ANZ’s Transformation Journey

Siobhan McHale, the ex-head of transformation at ANZ, shares how she and her team transformed ANZ, Australia’s worst performing financial institution earlier, in the early 2000s, to the world’s top-performing bank. Through McHale’s leadership, her team worked with the CEO and his executives to revitalize ANZ’s sinking culture, which was plagued by a lack of transparency, a bad reputation with customers, and a poisonous employee culture. McHale emphasizes that culture change can be challenging as organizations may have to give up their once successful ways.

ANZ Bank’s Culture Transformation

ANZ Bank’s successful culture transformation provides valuable insights into change management. According to Harvard professor John Kotter, almost 70% of business change initiatives don’t deliver viable benefits.
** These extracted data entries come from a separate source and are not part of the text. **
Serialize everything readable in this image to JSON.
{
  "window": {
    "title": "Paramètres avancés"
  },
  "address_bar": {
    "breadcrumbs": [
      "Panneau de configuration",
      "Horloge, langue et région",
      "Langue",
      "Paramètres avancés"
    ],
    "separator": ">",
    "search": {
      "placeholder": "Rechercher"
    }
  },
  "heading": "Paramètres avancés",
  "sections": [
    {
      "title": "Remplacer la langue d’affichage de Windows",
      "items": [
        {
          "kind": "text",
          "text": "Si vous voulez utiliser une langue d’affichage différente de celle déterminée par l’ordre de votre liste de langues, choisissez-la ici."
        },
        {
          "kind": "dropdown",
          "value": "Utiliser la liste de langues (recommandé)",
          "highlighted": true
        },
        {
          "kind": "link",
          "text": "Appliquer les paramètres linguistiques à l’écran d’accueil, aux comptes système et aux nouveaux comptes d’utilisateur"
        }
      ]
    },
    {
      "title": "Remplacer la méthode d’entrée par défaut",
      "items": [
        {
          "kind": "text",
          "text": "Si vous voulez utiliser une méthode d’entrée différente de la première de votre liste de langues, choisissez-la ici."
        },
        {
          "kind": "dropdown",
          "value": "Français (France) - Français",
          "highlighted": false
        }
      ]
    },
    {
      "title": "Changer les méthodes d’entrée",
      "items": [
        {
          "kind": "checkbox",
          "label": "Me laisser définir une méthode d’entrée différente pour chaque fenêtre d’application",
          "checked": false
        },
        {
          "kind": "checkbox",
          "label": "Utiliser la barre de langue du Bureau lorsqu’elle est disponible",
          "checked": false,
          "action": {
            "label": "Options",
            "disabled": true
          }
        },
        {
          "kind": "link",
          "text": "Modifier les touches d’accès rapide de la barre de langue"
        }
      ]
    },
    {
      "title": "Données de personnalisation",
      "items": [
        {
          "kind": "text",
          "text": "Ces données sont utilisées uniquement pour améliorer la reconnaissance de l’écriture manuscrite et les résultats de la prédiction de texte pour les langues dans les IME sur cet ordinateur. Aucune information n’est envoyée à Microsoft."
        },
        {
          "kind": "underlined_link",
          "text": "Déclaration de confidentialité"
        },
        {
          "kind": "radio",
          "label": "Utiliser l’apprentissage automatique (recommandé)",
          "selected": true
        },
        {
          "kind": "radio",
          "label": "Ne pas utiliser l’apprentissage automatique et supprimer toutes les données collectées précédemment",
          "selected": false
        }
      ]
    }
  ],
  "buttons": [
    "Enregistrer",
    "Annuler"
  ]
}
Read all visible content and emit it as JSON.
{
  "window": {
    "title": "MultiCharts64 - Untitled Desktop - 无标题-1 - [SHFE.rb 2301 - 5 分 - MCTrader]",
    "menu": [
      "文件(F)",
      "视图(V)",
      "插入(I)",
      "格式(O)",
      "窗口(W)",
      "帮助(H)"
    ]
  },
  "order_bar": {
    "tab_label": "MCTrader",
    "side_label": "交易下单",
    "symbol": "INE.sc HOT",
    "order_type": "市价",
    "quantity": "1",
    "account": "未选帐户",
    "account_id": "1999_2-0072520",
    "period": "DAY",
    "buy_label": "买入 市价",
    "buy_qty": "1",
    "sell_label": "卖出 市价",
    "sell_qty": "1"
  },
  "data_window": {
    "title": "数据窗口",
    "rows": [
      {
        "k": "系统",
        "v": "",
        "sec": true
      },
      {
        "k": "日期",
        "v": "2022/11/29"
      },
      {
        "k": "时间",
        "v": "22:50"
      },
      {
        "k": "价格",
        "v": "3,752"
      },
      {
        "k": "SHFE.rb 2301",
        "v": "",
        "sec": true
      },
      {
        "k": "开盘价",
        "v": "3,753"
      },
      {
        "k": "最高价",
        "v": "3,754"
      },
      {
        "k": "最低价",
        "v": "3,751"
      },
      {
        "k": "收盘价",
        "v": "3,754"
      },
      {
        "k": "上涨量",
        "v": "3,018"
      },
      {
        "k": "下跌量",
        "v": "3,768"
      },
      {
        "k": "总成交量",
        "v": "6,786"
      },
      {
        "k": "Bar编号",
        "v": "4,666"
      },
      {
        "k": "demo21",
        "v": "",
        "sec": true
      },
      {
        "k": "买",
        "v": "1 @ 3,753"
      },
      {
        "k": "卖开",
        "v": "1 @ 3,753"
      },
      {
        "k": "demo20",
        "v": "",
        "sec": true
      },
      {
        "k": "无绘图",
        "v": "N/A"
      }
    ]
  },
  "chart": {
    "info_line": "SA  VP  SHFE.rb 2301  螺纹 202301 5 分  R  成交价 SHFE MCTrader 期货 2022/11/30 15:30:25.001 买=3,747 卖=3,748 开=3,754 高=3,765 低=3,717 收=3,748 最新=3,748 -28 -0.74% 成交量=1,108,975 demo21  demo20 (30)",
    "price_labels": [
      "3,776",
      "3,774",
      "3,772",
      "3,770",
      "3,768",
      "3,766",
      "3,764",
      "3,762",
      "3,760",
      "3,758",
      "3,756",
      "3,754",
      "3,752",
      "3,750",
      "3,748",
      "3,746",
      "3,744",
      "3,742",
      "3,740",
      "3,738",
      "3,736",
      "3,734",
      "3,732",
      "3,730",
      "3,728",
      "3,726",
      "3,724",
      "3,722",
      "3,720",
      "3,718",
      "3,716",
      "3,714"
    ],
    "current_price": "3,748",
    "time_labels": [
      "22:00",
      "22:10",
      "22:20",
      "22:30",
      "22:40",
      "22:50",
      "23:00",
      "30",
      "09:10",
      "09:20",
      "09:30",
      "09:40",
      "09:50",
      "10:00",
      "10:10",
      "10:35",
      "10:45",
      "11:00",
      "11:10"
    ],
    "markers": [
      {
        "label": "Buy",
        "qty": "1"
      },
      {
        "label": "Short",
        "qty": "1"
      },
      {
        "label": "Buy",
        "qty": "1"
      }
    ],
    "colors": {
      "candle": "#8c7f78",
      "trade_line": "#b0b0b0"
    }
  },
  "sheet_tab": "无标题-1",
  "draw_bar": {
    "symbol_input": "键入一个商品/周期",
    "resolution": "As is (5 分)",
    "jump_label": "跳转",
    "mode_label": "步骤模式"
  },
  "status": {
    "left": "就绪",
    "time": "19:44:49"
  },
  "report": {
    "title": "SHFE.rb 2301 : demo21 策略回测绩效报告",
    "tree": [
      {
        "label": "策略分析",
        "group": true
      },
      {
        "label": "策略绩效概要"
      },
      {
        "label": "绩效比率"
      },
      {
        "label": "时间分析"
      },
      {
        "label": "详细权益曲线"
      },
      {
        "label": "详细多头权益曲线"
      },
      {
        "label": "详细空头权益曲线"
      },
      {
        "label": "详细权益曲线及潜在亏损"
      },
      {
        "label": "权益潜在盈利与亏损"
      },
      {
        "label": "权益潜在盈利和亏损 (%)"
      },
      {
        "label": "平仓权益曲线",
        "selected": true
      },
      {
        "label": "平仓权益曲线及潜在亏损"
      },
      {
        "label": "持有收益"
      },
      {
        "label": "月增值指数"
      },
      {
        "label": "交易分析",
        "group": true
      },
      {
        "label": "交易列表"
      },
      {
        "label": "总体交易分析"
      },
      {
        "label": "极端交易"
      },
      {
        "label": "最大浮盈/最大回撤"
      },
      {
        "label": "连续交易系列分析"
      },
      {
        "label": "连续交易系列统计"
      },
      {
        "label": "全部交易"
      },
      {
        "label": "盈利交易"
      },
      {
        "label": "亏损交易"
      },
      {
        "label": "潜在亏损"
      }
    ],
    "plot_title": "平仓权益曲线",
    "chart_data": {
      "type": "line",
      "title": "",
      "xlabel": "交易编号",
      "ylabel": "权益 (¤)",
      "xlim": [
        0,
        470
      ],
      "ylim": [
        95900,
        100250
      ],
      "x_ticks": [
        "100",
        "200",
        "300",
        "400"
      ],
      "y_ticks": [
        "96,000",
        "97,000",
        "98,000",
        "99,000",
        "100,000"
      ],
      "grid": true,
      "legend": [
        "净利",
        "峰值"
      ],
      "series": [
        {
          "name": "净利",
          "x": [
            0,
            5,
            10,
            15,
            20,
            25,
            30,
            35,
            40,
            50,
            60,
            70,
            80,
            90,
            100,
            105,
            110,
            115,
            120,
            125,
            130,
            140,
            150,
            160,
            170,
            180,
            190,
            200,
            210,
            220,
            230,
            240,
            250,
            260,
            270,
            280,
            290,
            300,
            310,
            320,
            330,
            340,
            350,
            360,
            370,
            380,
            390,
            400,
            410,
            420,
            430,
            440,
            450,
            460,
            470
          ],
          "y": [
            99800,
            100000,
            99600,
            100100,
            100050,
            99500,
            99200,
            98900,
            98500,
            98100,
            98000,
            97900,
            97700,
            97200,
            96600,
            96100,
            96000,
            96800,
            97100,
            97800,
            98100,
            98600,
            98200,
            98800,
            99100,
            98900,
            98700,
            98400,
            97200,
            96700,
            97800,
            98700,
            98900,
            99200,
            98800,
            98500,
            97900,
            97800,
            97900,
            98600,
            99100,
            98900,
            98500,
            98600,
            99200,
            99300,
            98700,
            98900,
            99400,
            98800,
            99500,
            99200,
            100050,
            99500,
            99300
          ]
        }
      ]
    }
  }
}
However, ANZ’s “culture disruptor” program, developed in four steps, enabled the bank to become the “bank with the human face.” McHale and her colleagues’ efforts demonstrate that successful change management can combat employee disengagement and increase business value.

Cracking the Mold of a Dysfunctional Corporate Culture

ANZ’s previous change efforts worsened their issues until a new cultural path was embraced. Senior executives were responsible for every decision, leaving frontline employees helpless in handling customer complaints, and customers blamed those employees for their problems. To diagnose your corporate culture, spend time in the workplace, speak with employees, and don’t rush to implement solutions. Measure feedback, morale, and recognition for performance, and identify major co-created patterns to shape a positive employee culture.

ANZ’s previous change attempts had been unsuccessful, aggravating the bank’s issues even further, with old customs, patterns, assumptions, and habits being incredibly challenging to change. The consultants from McKinsey & Company had already identified issues for ANZ to address, and McHale substantiated that these concerns were poisonous. Employees’ rude, unprofessional, or indifferent conduct was the leading cause of customer irritation, thus harming ANZ’s reputation and goodwill with the community as they suffered from a lack of transparency and branch closures. The senior executives’ command-and-control behavior left customers waiting for basic answers to their questions, and frontline employees were prohibited from making any decisions, inflaming the situation even more. Inevitably, customers began to blame the employees for all their banking problems, further alienating them from the company.

To diagnose a corporate culture correctly, leaders should take the time to talk to employees and spend time in the workplace. Rushing into implementing solutions is not advisable without first ensuring that the proposed ideas will work. To ensure that the right data is acquired, speak to people with differing perspectives. Pay attention to feedback, morale, and recognition for superior performance, as these “soft factors” can have a significant impact. Successful transformation requires identifying the significant patterns that shaped the employee culture – if you can identify these, you can begin to change the culture.